WE ARE WHAT THE SEAS HAVE MADE US
Curated by Catherine Haggarty
Yevgeniya Baras
Alan Prazniak
Daniel John Gadd
Dana James
These four New York based painters came to mind after reading Lake Superior, a collection of poems and short essays by Lorine Niedecker. Lorine’s book was inspired by a journey through the midwest and her view of the American landscape through the passenger window of her car. Her journey through nature and description of both its beauty and decay in writing is unmatched.

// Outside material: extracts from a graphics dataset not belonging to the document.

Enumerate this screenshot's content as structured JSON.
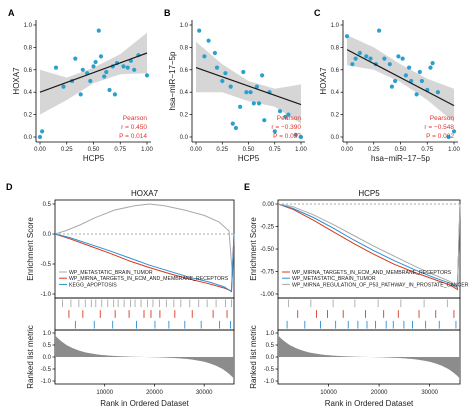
{
  "colors": {
    "point": "#2aa0cf",
    "fit_line": "#1a1a1a",
    "ci_band": "#cfcfcf",
    "stat_text": "#e3322b",
    "curve_gray": "#a9a9a9",
    "curve_red": "#d9381e",
    "curve_blue": "#2a8fd6",
    "hit_gray": "#9a9a9a",
    "metric_fill": "#8c8c8c"
  },
  "chart_data": [
    {
      "id": "A",
      "panel_label": "A",
      "type": "scatter",
      "xlabel": "HCP5",
      "ylabel": "HOXA7",
      "xlim": [
        0.0,
        1.0
      ],
      "ylim": [
        0.0,
        1.0
      ],
      "xticks": [
        "0.00",
        "0.25",
        "0.50",
        "0.75",
        "1.00"
      ],
      "yticks": [
        "0.0",
        "0.2",
        "0.4",
        "0.6",
        "0.8",
        "1.0"
      ],
      "points": [
        [
          0.0,
          0.0
        ],
        [
          0.02,
          0.05
        ],
        [
          0.15,
          0.62
        ],
        [
          0.22,
          0.45
        ],
        [
          0.3,
          0.5
        ],
        [
          0.33,
          0.7
        ],
        [
          0.38,
          0.38
        ],
        [
          0.4,
          0.6
        ],
        [
          0.44,
          0.57
        ],
        [
          0.47,
          0.5
        ],
        [
          0.5,
          0.63
        ],
        [
          0.52,
          0.67
        ],
        [
          0.55,
          0.95
        ],
        [
          0.57,
          0.72
        ],
        [
          0.6,
          0.54
        ],
        [
          0.62,
          0.58
        ],
        [
          0.65,
          0.42
        ],
        [
          0.68,
          0.63
        ],
        [
          0.7,
          0.38
        ],
        [
          0.72,
          0.66
        ],
        [
          0.78,
          0.63
        ],
        [
          0.82,
          0.62
        ],
        [
          0.85,
          0.68
        ],
        [
          0.88,
          0.6
        ],
        [
          0.92,
          0.73
        ],
        [
          1.0,
          0.55
        ]
      ],
      "fit": [
        [
          0.0,
          0.4
        ],
        [
          1.0,
          0.75
        ]
      ],
      "ci": {
        "x": [
          0.0,
          0.25,
          0.5,
          0.75,
          1.0
        ],
        "upper": [
          0.6,
          0.53,
          0.62,
          0.74,
          0.93
        ],
        "lower": [
          0.2,
          0.33,
          0.48,
          0.56,
          0.57
        ]
      },
      "stats": {
        "method": "Pearson",
        "r": "r = 0.450",
        "p": "P = 0.014"
      }
    },
    {
      "id": "B",
      "panel_label": "B",
      "type": "scatter",
      "xlabel": "HCP5",
      "ylabel": "hsa−miR−17−5p",
      "xlim": [
        0.0,
        1.0
      ],
      "ylim": [
        0.0,
        1.0
      ],
      "xticks": [
        "0.00",
        "0.25",
        "0.50",
        "0.75",
        "1.00"
      ],
      "yticks": [
        "0.0",
        "0.2",
        "0.4",
        "0.6",
        "0.8",
        "1.0"
      ],
      "points": [
        [
          0.03,
          0.95
        ],
        [
          0.08,
          0.72
        ],
        [
          0.12,
          0.86
        ],
        [
          0.18,
          0.75
        ],
        [
          0.2,
          0.62
        ],
        [
          0.25,
          0.5
        ],
        [
          0.28,
          0.57
        ],
        [
          0.33,
          0.45
        ],
        [
          0.35,
          0.12
        ],
        [
          0.38,
          0.08
        ],
        [
          0.42,
          0.27
        ],
        [
          0.45,
          0.58
        ],
        [
          0.48,
          0.4
        ],
        [
          0.52,
          0.4
        ],
        [
          0.55,
          0.3
        ],
        [
          0.58,
          0.45
        ],
        [
          0.6,
          0.3
        ],
        [
          0.63,
          0.55
        ],
        [
          0.65,
          0.15
        ],
        [
          0.7,
          0.4
        ],
        [
          0.75,
          0.05
        ],
        [
          0.8,
          0.23
        ],
        [
          0.85,
          0.18
        ],
        [
          0.88,
          0.2
        ],
        [
          0.95,
          0.02
        ],
        [
          1.0,
          0.0
        ]
      ],
      "fit": [
        [
          0.0,
          0.62
        ],
        [
          1.0,
          0.29
        ]
      ],
      "ci": {
        "x": [
          0.0,
          0.25,
          0.5,
          0.75,
          1.0
        ],
        "upper": [
          0.85,
          0.65,
          0.5,
          0.43,
          0.47
        ],
        "lower": [
          0.4,
          0.4,
          0.32,
          0.27,
          0.12
        ]
      },
      "stats": {
        "method": "Pearson",
        "r": "r = −0.390",
        "p": "P = 0.037"
      }
    },
    {
      "id": "C",
      "panel_label": "C",
      "type": "scatter",
      "xlabel": "hsa−miR−17−5p",
      "ylabel": "HOXA7",
      "xlim": [
        0.0,
        1.0
      ],
      "ylim": [
        0.0,
        1.0
      ],
      "xticks": [
        "0.00",
        "0.25",
        "0.50",
        "0.75",
        "1.00"
      ],
      "yticks": [
        "0.0",
        "0.2",
        "0.4",
        "0.6",
        "0.8",
        "1.0"
      ],
      "points": [
        [
          0.0,
          0.9
        ],
        [
          0.05,
          0.65
        ],
        [
          0.08,
          0.7
        ],
        [
          0.12,
          0.75
        ],
        [
          0.18,
          0.72
        ],
        [
          0.22,
          0.7
        ],
        [
          0.27,
          0.65
        ],
        [
          0.3,
          0.95
        ],
        [
          0.35,
          0.7
        ],
        [
          0.4,
          0.65
        ],
        [
          0.42,
          0.45
        ],
        [
          0.45,
          0.5
        ],
        [
          0.48,
          0.72
        ],
        [
          0.52,
          0.7
        ],
        [
          0.55,
          0.55
        ],
        [
          0.58,
          0.62
        ],
        [
          0.6,
          0.5
        ],
        [
          0.65,
          0.38
        ],
        [
          0.68,
          0.58
        ],
        [
          0.7,
          0.5
        ],
        [
          0.75,
          0.42
        ],
        [
          0.78,
          0.62
        ],
        [
          0.8,
          0.66
        ],
        [
          0.85,
          0.4
        ],
        [
          0.95,
          0.0
        ],
        [
          1.0,
          0.05
        ]
      ],
      "fit": [
        [
          0.0,
          0.78
        ],
        [
          1.0,
          0.28
        ]
      ],
      "ci": {
        "x": [
          0.0,
          0.25,
          0.5,
          0.75,
          1.0
        ],
        "upper": [
          0.91,
          0.8,
          0.65,
          0.52,
          0.43
        ],
        "lower": [
          0.64,
          0.6,
          0.49,
          0.33,
          0.13
        ]
      },
      "stats": {
        "method": "Pearson",
        "r": "r = −0.548",
        "p": "P = 0.002"
      }
    },
    {
      "id": "D",
      "panel_label": "D",
      "type": "line",
      "title": "HOXA7",
      "ylabel_top": "Enrichment Score",
      "ylabel_bottom": "Ranked list metric",
      "xlabel": "Rank in Ordered Dataset",
      "xlim": [
        0,
        36000
      ],
      "xticks": [
        10000,
        20000,
        30000
      ],
      "xtick_labels": [
        "10000",
        "20000",
        "30000"
      ],
      "es_ylim": [
        -1.0,
        0.5
      ],
      "es_yticks": [
        "0.5",
        "0.0",
        "-0.5",
        "-1.0"
      ],
      "metric_ylim": [
        -1.0,
        1.0
      ],
      "metric_yticks": [
        "1.0",
        "0.5",
        "0.0",
        "-0.5",
        "-1.0"
      ],
      "legend": [
        "WP_METASTATIC_BRAIN_TUMOR",
        "WP_MIRNA_TARGETS_IN_ECM_AND_MEMBRANE_RECEPTORS",
        "KEGG_APOPTOSIS"
      ],
      "series": [
        {
          "name": "WP_METASTATIC_BRAIN_TUMOR",
          "color": "curve_gray",
          "x": [
            0,
            2000,
            5000,
            8000,
            12000,
            16000,
            19000,
            22000,
            26000,
            30000,
            33000,
            35000,
            35700,
            36000
          ],
          "y": [
            0,
            0.05,
            0.15,
            0.27,
            0.4,
            0.47,
            0.5,
            0.47,
            0.4,
            0.31,
            0.2,
            0.05,
            -0.7,
            0.0
          ]
        },
        {
          "name": "WP_MIRNA_TARGETS_IN_ECM_AND_MEMBRANE_RECEPTORS",
          "color": "curve_red",
          "x": [
            0,
            3000,
            7000,
            11000,
            15000,
            19000,
            23000,
            27000,
            31000,
            34000,
            35500,
            36000
          ],
          "y": [
            0,
            -0.08,
            -0.2,
            -0.32,
            -0.45,
            -0.56,
            -0.66,
            -0.75,
            -0.83,
            -0.9,
            -0.95,
            0.0
          ]
        },
        {
          "name": "KEGG_APOPTOSIS",
          "color": "curve_blue",
          "x": [
            0,
            3000,
            7000,
            11000,
            15000,
            19000,
            23000,
            27000,
            31000,
            34000,
            35500,
            36000
          ],
          "y": [
            0,
            -0.06,
            -0.17,
            -0.28,
            -0.4,
            -0.52,
            -0.62,
            -0.72,
            -0.8,
            -0.88,
            -0.96,
            0.0
          ]
        }
      ],
      "hits": [
        {
          "color": "curve_gray",
          "x": [
            1500,
            3200,
            4800,
            6100,
            7300,
            8200,
            9400,
            10600,
            11800,
            12700,
            13900,
            15200,
            16100,
            17300,
            18600,
            19700,
            21000,
            22400,
            23900,
            25300,
            27100,
            28900,
            30600,
            32400,
            34300,
            35500
          ]
        },
        {
          "color": "curve_red",
          "x": [
            2800,
            5600,
            9100,
            12100,
            14900,
            17900,
            19300,
            21100,
            24100,
            27600,
            31800,
            34600
          ]
        },
        {
          "color": "curve_blue",
          "x": [
            4100,
            7900,
            11600,
            16400,
            20100,
            22900,
            26100,
            29400,
            33100,
            35300
          ]
        }
      ]
    },
    {
      "id": "E",
      "panel_label": "E",
      "type": "line",
      "title": "HCP5",
      "ylabel_top": "Enrichment Score",
      "ylabel_bottom": "Ranked list metric",
      "xlabel": "Rank in Ordered Dataset",
      "xlim": [
        0,
        36000
      ],
      "xticks": [
        10000,
        20000,
        30000
      ],
      "xtick_labels": [
        "10000",
        "20000",
        "30000"
      ],
      "es_ylim": [
        -1.0,
        0.0
      ],
      "es_yticks": [
        "0.00",
        "-0.25",
        "-0.50",
        "-0.75",
        "-1.00"
      ],
      "metric_ylim": [
        -1.0,
        1.0
      ],
      "metric_yticks": [
        "1.0",
        "0.5",
        "0.0",
        "-0.5",
        "-1.0"
      ],
      "legend": [
        "WP_MIRNA_TARGETS_IN_ECM_AND_MEMBRANE_RECEPTORS",
        "WP_METASTATIC_BRAIN_TUMOR",
        "WP_MIRNA_REGULATION_OF_P53_PATHWAY_IN_PROSTATE_CANCER"
      ],
      "series": [
        {
          "name": "WP_MIRNA_TARGETS_IN_ECM_AND_MEMBRANE_RECEPTORS",
          "color": "curve_red",
          "x": [
            0,
            3000,
            7000,
            11000,
            15000,
            19000,
            23000,
            27000,
            31000,
            34000,
            35500,
            36000
          ],
          "y": [
            0,
            -0.06,
            -0.18,
            -0.31,
            -0.44,
            -0.56,
            -0.67,
            -0.76,
            -0.84,
            -0.9,
            -0.95,
            0.0
          ]
        },
        {
          "name": "WP_METASTATIC_BRAIN_TUMOR",
          "color": "curve_blue",
          "x": [
            0,
            3000,
            7000,
            11000,
            15000,
            19000,
            23000,
            27000,
            31000,
            34000,
            35500,
            36000
          ],
          "y": [
            0,
            -0.05,
            -0.15,
            -0.27,
            -0.4,
            -0.52,
            -0.63,
            -0.73,
            -0.82,
            -0.88,
            -0.93,
            0.0
          ]
        },
        {
          "name": "WP_MIRNA_REGULATION_OF_P53_PATHWAY_IN_PROSTATE_CANCER",
          "color": "curve_gray",
          "x": [
            0,
            3000,
            7000,
            11000,
            15000,
            19000,
            23000,
            27000,
            31000,
            34000,
            35500,
            36000
          ],
          "y": [
            0,
            -0.03,
            -0.12,
            -0.23,
            -0.35,
            -0.47,
            -0.58,
            -0.69,
            -0.79,
            -0.86,
            -0.92,
            0.0
          ]
        }
      ],
      "hits": [
        {
          "color": "curve_gray",
          "x": [
            2100,
            6500,
            10900,
            15200,
            19800,
            24300,
            28900,
            33500
          ]
        },
        {
          "color": "curve_red",
          "x": [
            3900,
            7600,
            9800,
            12900,
            17300,
            20900,
            23800,
            27900,
            31200,
            34800
          ]
        },
        {
          "color": "curve_blue",
          "x": [
            1800,
            5300,
            8400,
            11400,
            13900,
            15800,
            17600,
            19300,
            21400,
            22800,
            24900,
            26600,
            29200,
            31900,
            35200
          ]
        }
      ]
    }
  ]
}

Lake Superior paints a picture of a landscape I’ve never seen, but it is one to which I feel deeply indebted and close. The connection we have to the Earth we share through time and place is ineffable. These artists paint those pictures, the kind of pictures Niedecker so beautifully describes with words.
Each artist’s work operates independently as pure abstraction. However different their departure points may be respectively, their paintings all wind up hovering between idyllic and conjured landscapes. Each of these four manipulate surface and material to satisfy their story and create their world through paint. They invite us into their imagined landscape in a humble and alluring way. They tempt us with water, skating the surface or peering into the forest. Their paintings ask of us, rather than demand, that we decide where we are on our own terms.
“Be still,” I hear the paintings say, as I walk past both the undulating and sensitively smooth surfaces they make. Water drips and bushes rustle through the passing of Dana James and Alan Prazniak’s work. Under the moon, Daniel John Gaad gives me light while I hear the stories Yevgeniya Baras tells me with her paintings… of mountains and dreams.
The Journey of the rock is never ended. In every tiny part of any living thing
are materials that once were rock and turned to soil. These minerals are drawn
out of the soil by plant roots and the plant used them to build leaves, stems,
flowers, and fruits.
Plants are eaten by animals. In our blood is iron from plants that draw it out
of the soil. Your teeth and bones were once coral. The water you drink has
been in the clouds over the mountains of Asia and in the waterfalls of Africa.
The air you breathe has swirled thru places of the earth that no one has ever
seen. Every bit of you is a bit of the earth and has been on many strange and
wonderful journeys over countless millions of years.